Friday, September 18, 2009

the need for urban retreat

Last week was tough. September is always insane, and this year I thought I was more ready than usual for the onslaught. Apparently not.

School term shifts dynamics for everyone, even if your only experience is a lengthened commute, life is different. This of course is the real new year for anyone in the northern hemisphere of the developed world, Jan doesn't count. As a youthworker with kids, I get double impact, along with teachers and anyone else that works with school terms. Holiday vibe ends and every project that took back seat rushes forward, every meeting that hasn't quite taken place becomes urgent, every event that needs to be organized is suddenly behind schedule, and every young person in the world is plunged into school mode which rocks them and their parents for at least a couple of weeks, until the new rhythm is found.

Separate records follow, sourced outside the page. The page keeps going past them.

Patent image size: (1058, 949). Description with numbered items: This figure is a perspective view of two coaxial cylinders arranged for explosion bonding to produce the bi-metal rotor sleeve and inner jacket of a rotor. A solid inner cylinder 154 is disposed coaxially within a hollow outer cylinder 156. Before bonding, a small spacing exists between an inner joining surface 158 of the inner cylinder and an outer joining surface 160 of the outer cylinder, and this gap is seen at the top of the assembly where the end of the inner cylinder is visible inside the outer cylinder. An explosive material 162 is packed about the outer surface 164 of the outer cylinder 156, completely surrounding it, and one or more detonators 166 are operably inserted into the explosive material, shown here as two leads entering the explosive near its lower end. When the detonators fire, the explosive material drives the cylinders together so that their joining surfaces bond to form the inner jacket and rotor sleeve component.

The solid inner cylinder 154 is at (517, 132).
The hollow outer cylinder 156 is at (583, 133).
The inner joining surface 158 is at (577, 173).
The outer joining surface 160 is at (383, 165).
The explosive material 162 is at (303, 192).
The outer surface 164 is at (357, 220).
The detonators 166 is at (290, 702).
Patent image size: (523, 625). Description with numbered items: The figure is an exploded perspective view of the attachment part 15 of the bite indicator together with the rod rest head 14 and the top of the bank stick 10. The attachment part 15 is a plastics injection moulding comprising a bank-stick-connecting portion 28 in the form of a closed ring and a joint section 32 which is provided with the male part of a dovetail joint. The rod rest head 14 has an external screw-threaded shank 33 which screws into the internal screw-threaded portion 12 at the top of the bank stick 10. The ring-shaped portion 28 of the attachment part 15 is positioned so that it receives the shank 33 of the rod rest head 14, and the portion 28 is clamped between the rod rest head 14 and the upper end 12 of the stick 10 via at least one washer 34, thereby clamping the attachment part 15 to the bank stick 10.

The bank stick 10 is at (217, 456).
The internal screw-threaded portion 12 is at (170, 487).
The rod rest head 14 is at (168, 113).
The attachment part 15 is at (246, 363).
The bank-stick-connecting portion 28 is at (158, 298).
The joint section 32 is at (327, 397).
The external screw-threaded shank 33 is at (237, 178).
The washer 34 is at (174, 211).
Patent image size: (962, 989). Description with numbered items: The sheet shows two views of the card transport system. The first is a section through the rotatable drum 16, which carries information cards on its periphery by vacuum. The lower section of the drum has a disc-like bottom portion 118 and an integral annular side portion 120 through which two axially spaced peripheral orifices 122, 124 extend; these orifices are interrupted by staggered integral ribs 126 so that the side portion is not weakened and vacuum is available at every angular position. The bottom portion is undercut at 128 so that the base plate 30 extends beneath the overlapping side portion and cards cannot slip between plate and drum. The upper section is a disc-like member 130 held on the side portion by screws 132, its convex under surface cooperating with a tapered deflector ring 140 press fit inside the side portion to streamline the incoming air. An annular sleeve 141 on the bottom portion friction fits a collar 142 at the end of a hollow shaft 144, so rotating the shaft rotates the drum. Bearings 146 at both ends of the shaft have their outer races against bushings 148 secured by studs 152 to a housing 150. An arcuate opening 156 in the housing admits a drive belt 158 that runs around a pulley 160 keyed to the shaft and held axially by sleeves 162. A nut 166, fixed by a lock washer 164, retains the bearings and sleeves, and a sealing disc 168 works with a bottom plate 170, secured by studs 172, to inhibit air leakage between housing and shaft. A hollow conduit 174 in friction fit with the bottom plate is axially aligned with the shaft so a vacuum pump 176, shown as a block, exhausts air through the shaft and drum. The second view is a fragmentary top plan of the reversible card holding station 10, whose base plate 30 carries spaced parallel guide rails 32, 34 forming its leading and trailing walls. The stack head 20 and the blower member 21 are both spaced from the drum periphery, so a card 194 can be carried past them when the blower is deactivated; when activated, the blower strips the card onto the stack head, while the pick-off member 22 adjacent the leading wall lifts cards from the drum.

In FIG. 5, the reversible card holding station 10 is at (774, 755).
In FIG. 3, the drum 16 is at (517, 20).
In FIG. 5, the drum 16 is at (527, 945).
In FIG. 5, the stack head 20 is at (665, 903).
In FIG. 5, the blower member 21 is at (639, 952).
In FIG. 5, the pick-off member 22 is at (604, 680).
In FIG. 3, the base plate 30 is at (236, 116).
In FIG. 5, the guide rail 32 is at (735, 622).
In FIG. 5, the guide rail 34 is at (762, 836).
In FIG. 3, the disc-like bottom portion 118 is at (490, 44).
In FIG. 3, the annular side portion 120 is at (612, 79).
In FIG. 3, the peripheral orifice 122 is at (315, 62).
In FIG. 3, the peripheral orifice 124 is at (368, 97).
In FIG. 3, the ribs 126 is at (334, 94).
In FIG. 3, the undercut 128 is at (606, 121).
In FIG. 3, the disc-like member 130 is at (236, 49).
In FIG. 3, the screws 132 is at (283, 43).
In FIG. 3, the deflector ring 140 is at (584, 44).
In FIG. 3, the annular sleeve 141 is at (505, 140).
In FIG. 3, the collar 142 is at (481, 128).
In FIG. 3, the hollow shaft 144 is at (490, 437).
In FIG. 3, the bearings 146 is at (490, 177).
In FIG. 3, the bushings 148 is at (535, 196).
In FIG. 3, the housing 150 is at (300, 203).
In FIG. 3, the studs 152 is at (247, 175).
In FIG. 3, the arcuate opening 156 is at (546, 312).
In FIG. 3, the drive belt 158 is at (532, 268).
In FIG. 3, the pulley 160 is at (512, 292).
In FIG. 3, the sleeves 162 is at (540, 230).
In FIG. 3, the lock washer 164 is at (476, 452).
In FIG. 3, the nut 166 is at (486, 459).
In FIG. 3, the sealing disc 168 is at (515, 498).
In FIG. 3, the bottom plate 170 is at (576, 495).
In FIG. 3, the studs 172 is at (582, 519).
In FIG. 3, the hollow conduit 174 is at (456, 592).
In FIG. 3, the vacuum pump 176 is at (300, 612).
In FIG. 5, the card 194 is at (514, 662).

We had the added dynamic of Joel starting elementary school and Ollie starting preschool which has had a bigger emotional toll than we expected. Last week the reponsibility of these dynamics overwhelmed me and quite simply put me into meltdown: I wanted to run away. Andy suggested a day of retreat away from it all to hang out with God, get some good perspective and input. As I thought about this and looked at the calendar I realized I had the perfect opportunity to head not out of town, but into it: to head downtown and simply be. I type this in a coffee shop in the centre of this most wonderful of cities; I come here to breathe, to watch, to listen, to allow God to speak into my life, to encourage and envision me, and to dwell.

I know we're all wired differently: some of you totally understand this and some can think of nothing worse. Mother Theresa said "We need to find God, and he cannot be found in noise and restlessness. God is the friend of silence."  She was and is one of the most inspirational people on the planet, but on that one we disagree.  God for sure is the friend of silence, and Elijah had an amazing "still small voice" moment, but is God really restricted to that?

I love Vancouver deeply, I am so glad and privileged to call this city home, and as I 'randomly' run into the mom of one of the youth I baptized a few weeks ago, as I watch the beautiful young adults of the city cruise around so full of stuff (and yet so devoid of real life), as I listen in on some bizarre conversations around me in the coffee shop, I am spoken to by God, I am recharged and refreshed, envisioned. It's going to be OK.

I know that soon we will all settle down and see September in a better light: it's about more than survival, it's about life in all it's fullness. Some wise guy said it right once in John 10:10, and I'm looking forward to regaining some amazing life, to surf the wave rather than get dragged into the white water.